BALTIMORE (WJZ) -- Startling data has been released by the American Civil Liberties Union of Maryland: the findings are part of what is being realized as a long-standing issue in the state and country. Black drivers are stopped and searched by police at a higher rate than their white counterparts.
New data released by the ACLU shows what some may find surprising, but for others, it's a reality.
"The concern we have is, we are seeing consistent disparities," said Staff Attorney for ACLU Maryland, Sonia Kumar.
The data reveals black motorists in Anne Arundel County account for 29% of the stops and 35% of the county police's searches.
"I think the very next step is for law enforcement officials to acknowledge what the data shows and begin looking, proactively, for ways to address race disparities and outcomes," said Kumar.
In Howard County, 37% of the stops and 43% of the searches involve black drivers.
And in Baltimore County, 50% of stops were those of black drivers and 53% of the searches included someone black.
"Whether or not it is intentional or driven by other policy decisions, it's important for law enforcement officials to confront them and take action," said Kumar.
Baltimore County Executive Kevin Kamenetz responding to the data saying,
"We are concerned about the most recent data that appears to be a statewide issue. We have entered into a partnership with the council and state governments justice center to review all the policies and procedures in the baltimore county police department."
This issue is one that Kumar says is long-standing in Maryland and it's a long overdue for a those in charge to make a change.
"To take ownership of some of the disparities and start examining what is driving them," said Kumar.
The data collected for this particular analysis does not look at all stops, but subset of traffic stops and searches. New data revealing what is said to be a long-standing problem.

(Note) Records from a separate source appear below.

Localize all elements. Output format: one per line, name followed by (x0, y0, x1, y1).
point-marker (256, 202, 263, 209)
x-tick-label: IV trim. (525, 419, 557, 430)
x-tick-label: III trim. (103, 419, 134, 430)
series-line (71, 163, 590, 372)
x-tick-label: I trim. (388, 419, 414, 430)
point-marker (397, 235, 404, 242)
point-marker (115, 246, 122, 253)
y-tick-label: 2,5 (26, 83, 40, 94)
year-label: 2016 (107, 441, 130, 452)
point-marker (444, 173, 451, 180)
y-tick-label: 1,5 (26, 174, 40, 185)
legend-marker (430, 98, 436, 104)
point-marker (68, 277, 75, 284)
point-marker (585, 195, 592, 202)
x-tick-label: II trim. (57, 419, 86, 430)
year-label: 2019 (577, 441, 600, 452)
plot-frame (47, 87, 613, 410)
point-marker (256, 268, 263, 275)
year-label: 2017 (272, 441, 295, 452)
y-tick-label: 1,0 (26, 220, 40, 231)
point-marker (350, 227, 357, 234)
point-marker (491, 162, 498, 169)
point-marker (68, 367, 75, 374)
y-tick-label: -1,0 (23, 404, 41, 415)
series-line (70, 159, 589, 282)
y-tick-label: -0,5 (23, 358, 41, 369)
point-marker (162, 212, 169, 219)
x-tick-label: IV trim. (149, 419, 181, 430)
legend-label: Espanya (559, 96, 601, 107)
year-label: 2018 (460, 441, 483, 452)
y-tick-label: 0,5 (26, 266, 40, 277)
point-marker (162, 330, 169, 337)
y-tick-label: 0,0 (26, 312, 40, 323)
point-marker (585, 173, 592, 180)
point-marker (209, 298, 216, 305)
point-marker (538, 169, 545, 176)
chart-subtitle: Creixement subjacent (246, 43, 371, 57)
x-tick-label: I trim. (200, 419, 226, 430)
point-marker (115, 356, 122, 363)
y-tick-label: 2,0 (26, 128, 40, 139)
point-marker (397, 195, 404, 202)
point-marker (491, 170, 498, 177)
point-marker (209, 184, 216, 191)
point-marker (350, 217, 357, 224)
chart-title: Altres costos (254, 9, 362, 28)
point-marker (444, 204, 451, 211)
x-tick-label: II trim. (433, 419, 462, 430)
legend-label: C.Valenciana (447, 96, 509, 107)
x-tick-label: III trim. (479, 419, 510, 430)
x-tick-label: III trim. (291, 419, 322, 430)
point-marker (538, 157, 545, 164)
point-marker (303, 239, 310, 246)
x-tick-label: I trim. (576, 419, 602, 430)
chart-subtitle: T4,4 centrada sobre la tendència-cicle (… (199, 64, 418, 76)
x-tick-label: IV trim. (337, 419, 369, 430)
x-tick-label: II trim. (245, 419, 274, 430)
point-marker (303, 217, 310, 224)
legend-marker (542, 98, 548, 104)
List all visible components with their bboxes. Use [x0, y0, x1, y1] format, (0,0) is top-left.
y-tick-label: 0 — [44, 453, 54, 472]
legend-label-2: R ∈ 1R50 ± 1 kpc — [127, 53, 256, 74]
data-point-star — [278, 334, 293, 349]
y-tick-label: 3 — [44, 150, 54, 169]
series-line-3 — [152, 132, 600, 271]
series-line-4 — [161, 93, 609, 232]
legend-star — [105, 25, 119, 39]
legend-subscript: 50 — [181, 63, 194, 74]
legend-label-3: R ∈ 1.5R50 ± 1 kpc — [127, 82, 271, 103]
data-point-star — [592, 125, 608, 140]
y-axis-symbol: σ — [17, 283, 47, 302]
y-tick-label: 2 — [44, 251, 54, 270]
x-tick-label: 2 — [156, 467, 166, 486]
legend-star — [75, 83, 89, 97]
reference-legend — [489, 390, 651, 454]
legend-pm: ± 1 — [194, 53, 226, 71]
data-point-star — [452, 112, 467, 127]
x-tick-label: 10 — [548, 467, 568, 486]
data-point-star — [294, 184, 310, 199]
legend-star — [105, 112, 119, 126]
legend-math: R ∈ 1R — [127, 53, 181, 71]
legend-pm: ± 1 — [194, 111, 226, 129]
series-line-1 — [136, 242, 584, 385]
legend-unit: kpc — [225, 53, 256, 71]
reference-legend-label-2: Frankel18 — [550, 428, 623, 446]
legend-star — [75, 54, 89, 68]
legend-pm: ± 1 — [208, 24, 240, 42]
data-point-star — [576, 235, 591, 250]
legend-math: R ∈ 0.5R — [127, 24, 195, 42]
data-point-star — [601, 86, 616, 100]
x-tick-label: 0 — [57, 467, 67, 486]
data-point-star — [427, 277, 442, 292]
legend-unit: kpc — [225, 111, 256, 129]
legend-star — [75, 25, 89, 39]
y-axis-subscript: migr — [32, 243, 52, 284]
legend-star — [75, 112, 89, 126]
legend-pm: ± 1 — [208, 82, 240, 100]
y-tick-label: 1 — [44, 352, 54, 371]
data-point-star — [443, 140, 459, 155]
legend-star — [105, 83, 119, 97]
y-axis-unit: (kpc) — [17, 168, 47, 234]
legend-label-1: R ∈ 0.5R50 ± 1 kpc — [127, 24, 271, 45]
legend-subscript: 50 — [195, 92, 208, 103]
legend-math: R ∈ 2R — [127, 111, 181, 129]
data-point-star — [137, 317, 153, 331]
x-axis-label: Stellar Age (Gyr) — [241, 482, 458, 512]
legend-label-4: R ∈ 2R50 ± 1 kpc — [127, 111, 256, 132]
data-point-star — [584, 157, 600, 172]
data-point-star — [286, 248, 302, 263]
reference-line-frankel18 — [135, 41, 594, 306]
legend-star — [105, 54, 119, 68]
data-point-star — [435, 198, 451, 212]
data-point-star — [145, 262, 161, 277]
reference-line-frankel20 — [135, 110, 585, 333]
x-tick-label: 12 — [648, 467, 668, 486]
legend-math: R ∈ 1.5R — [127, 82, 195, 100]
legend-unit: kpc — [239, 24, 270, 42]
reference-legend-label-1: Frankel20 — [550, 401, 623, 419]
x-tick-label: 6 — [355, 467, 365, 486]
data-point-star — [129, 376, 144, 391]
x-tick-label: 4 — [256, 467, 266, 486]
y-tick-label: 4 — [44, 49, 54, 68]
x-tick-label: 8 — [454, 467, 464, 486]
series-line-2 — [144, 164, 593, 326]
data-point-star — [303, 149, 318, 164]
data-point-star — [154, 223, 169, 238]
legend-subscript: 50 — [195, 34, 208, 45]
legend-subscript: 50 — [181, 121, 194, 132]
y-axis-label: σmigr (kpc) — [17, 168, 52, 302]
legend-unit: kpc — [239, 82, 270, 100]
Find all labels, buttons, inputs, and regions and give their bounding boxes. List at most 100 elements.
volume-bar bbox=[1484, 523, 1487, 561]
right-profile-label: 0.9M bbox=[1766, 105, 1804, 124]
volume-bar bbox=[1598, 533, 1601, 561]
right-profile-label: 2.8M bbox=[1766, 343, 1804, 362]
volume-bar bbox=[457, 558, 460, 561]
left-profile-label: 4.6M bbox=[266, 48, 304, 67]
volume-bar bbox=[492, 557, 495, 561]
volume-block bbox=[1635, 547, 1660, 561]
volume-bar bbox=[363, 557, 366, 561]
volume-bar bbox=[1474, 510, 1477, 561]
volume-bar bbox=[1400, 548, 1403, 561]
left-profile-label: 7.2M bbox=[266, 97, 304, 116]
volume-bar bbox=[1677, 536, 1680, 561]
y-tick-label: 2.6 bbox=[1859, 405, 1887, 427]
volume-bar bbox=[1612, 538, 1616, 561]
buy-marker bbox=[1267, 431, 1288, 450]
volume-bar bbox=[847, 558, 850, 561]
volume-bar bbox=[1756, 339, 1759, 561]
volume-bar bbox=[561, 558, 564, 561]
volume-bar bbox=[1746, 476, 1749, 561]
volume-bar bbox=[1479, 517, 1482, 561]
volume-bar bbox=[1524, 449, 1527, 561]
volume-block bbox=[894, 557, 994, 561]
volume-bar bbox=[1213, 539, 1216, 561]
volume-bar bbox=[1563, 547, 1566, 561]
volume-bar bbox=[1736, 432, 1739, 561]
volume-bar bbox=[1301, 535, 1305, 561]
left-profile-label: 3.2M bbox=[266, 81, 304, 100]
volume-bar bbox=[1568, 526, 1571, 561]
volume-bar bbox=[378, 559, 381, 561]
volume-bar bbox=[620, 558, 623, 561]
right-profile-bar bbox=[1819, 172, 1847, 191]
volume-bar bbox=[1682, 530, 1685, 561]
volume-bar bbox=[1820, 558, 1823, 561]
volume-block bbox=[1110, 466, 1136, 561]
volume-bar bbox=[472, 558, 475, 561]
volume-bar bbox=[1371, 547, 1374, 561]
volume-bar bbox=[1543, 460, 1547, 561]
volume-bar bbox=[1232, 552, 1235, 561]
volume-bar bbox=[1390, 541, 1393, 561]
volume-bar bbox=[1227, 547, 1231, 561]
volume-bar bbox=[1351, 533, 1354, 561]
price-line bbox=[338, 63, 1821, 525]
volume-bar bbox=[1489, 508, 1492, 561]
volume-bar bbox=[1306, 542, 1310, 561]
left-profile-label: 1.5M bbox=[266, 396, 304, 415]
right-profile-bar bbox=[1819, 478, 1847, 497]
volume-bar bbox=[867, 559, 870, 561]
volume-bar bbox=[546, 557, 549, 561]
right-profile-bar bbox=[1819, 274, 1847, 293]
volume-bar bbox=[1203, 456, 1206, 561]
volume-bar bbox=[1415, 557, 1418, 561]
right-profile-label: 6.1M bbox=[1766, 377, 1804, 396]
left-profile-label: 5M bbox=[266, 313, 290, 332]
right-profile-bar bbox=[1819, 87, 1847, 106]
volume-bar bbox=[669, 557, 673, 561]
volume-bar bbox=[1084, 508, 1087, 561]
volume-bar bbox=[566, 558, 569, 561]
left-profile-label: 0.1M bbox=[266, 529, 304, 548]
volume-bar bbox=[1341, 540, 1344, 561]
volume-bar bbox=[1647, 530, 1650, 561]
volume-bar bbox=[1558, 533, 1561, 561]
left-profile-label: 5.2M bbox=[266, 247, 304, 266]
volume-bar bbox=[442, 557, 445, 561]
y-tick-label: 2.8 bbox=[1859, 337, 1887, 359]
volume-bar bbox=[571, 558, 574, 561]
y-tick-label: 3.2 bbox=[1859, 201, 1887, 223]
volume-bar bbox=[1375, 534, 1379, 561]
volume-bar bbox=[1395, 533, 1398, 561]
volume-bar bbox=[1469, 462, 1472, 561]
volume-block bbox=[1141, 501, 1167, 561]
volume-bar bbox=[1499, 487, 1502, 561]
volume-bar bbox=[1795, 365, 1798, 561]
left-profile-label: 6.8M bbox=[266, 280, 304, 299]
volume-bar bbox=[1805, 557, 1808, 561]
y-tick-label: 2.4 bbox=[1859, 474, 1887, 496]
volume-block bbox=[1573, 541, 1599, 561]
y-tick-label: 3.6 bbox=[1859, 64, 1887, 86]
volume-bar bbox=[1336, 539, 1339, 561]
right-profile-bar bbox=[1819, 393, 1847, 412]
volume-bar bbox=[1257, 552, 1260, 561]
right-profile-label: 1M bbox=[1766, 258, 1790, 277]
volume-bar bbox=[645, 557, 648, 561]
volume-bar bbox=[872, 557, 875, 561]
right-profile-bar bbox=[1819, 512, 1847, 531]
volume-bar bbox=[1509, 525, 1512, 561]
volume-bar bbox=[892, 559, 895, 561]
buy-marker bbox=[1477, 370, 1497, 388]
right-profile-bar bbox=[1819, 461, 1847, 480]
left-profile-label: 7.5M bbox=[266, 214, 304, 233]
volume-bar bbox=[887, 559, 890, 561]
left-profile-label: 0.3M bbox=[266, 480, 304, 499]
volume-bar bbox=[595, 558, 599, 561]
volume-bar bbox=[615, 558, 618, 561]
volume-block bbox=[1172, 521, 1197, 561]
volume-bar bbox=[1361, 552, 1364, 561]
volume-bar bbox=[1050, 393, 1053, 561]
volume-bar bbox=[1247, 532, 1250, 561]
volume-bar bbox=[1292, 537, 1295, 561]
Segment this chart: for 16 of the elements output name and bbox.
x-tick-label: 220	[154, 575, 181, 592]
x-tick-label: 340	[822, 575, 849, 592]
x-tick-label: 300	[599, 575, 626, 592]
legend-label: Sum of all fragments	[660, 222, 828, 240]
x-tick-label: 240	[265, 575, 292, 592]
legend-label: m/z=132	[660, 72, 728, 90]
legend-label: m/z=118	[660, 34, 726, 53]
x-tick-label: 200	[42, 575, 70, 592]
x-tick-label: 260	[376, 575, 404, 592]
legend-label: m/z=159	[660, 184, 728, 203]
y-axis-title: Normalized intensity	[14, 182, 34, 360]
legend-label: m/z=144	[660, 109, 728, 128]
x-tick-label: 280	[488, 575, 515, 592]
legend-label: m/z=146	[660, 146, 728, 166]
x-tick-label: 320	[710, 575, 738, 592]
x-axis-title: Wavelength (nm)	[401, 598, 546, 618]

The data from the analysis exists because of a law suit in 1992 that involved a black driver, who was a Harvard educated attorney, and is now a United States Court of Appeals Circuit judge for the District of Columbia, was stopped and searched. Mostly because of his race. Now, the law requires the information to be record, but with 20 years passing, some still say little has changed.
Additionally, Baltimore City has not produced data for this analysis, but a staff attorney with the ACLU says research shows that black drivers in Baltimore City too, are stopped and searched at higher rates than their white counterparts.